HARLINGEN — Ruthie Ewers has made history.

For more than 20 years, the Harlingen community leader ran one of the country’s biggest direct mail marketing companies, mailing as many as 2.2 million pieces a day while building the firm into a $25 million business.

Now, the Smithsonian Institution’s Postal Museum has unveiled an exhibit to showcase Ewers and LEE Marketing.

“I’m very humbled. I’m very honored,” Ewers said. “It amazed me.”

On Sept. 13, Ewers, her husband Norbert Ewers and sons Joe and Ron traveled to Washington, D.C., where U.S. Postmaster General Megan Brennan unveiled the Postal Museum’s exhibit featuring a written history of LEE Marketing and four videotapes in which Ewers and her family tell the story of their business.

“I did everything because the Postal Service and I were partners in making my customers successful,” Ewers said of her work with the Postal Service.

In 1974, Ewers, her husband, and partner Liz Leonard launched LEE Marketing.

Around a kitchen table in Grand Prairie, they hatched a business plan that put their customers first.

“We provided a high level of customer service in meeting our customers’ needs through on-time mail delivery and future product expansion,” Ewers said.

As part of the business, the U.S. Postal Service played a big role.

“I was smart enough to realize no matter how good I was in direct mail, I was only as good as the post office,” Ewers said.

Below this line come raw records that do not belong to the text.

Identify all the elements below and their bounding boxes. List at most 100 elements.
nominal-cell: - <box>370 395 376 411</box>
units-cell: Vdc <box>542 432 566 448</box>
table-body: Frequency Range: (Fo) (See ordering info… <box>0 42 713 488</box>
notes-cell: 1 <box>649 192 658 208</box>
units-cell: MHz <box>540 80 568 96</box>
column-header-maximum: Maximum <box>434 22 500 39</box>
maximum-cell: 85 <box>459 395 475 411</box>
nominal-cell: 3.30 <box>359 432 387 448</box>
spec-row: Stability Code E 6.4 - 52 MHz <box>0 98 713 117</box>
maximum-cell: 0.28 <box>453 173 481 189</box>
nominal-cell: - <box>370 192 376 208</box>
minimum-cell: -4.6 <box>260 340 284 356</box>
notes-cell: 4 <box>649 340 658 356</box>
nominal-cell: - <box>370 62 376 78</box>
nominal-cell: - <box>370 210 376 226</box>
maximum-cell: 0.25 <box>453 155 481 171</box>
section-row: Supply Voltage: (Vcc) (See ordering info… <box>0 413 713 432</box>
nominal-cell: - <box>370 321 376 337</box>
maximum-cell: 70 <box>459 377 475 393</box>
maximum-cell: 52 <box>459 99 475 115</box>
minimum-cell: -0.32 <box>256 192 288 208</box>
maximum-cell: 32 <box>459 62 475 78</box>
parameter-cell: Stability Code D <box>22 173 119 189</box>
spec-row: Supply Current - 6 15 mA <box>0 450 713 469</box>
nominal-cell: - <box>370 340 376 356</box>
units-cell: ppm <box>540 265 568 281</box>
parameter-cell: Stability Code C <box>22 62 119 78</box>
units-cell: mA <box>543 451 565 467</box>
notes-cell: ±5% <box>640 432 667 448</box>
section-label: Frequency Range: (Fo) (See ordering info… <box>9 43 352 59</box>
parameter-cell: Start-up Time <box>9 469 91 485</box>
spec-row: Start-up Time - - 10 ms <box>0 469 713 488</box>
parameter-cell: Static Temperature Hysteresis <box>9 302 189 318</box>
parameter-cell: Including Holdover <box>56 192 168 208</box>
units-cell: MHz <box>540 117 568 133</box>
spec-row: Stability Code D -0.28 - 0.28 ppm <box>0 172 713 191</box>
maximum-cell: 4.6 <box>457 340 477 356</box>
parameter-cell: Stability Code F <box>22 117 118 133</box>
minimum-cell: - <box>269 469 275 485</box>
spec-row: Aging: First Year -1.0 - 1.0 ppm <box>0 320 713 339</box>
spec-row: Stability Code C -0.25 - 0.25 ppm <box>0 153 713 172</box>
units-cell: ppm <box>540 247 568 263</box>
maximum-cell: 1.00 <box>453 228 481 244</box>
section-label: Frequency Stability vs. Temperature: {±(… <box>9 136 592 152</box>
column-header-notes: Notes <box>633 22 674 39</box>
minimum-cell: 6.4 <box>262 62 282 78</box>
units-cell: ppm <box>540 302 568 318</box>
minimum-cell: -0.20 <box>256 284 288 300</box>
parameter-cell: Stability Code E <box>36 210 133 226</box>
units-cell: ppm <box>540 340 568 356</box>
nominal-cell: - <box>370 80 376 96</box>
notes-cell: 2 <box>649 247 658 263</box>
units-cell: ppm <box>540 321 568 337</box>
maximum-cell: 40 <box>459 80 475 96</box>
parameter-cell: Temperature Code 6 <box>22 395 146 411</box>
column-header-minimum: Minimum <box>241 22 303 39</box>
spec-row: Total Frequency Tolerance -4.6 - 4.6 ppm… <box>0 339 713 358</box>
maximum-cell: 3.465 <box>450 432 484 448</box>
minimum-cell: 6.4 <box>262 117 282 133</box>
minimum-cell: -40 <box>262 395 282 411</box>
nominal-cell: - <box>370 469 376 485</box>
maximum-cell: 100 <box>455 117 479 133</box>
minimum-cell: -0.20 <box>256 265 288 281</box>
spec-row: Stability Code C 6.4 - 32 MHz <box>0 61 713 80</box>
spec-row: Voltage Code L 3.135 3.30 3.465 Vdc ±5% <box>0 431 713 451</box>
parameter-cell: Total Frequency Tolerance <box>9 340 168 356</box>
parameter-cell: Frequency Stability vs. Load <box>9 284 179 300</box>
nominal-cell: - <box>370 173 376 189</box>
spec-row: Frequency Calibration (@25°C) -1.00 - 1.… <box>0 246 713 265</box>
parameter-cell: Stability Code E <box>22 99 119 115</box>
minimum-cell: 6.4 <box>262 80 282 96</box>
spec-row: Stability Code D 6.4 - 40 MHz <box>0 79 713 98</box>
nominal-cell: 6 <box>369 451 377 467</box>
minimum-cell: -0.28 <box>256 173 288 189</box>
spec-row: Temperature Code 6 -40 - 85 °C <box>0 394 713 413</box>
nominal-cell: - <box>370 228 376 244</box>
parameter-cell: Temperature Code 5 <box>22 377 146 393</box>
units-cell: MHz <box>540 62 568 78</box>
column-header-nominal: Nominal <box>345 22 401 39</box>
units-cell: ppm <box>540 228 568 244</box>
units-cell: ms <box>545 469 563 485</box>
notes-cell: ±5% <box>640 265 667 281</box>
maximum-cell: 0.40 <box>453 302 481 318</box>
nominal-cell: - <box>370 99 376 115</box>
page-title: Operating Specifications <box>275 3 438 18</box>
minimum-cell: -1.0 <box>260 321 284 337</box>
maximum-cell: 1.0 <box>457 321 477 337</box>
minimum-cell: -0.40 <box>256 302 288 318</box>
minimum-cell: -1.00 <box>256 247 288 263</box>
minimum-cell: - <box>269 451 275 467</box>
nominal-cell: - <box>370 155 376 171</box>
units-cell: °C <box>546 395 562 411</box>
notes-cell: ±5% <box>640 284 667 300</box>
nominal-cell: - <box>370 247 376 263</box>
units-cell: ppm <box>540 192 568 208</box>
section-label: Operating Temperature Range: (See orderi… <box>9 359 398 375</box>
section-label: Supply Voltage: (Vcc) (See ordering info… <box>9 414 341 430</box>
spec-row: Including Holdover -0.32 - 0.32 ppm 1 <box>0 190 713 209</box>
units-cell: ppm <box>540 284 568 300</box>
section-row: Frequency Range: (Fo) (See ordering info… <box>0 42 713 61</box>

So she worked to improve the Postal Service.

“The Postal Service was a big bureaucracy. Who do you call? We thought we needed to build a relationship,” she said. “I thought we needed to improve communication between the Postal Service and its customers.”

In the early 1970s, Ewers co-founded the Dallas chapter of the Postal Customer Council.

Ewers’ work led then-Postmaster General Marvin Runyon to appoint her the Postal Customer Council’s first national chairperson.

“I did a lot of hard work for the Postal Service,” she said.

In her new role, Ewers traveled the country, promoting the Postal Service.

“I taught businesses how to build their business using direct mail marketing,” she said. “I taught them how to work through the bureaucracy of the Postal Service.”

During bad times, Ewers reached out to help her friends.

When a series of shootings involving postal workers seemed to mar the Postal Service’s image, she was there to help its mail carriers cope.

“I did public relations — free. I wanted people to see the other side of the Postal Service,” she said. “The post office was going through a difficult time. Self-esteem was low. The postal workers were down. I’d tell the carriers how important they were because they touch people every day.”

In 1987, then-Postmaster General Tony Frank honored Ewers with the Post Office’s Partnership in Progress Award.

“I felt I was part of the Postal Service family,” she said.

Meanwhile, her business was booming.

“We had a good reputation,” she said.

Ewers was working with many of the country’s biggest companies, including General Motors, Dell Computers, Southwest Airlines, American Airlines, the Dallas Cowboys, Universal Studios, Neiman Marcus, Dillard’s and Macy’s.

Every workday between 1990 and 1996, Ewers was mailing 1.2 million pieces of first-class mail and 1 million pieces of third-class mail.

By the time she sold LEE Marketing in 1997, the family business was generating more than $25 million a year, employing 300 workers.

“You go through life and look back and think about all you’ve accomplished and you want to make sure you’ve got no regrets,” Ewers said. “Everyone wants to know they’re appreciated. I wouldn’t change a thing.”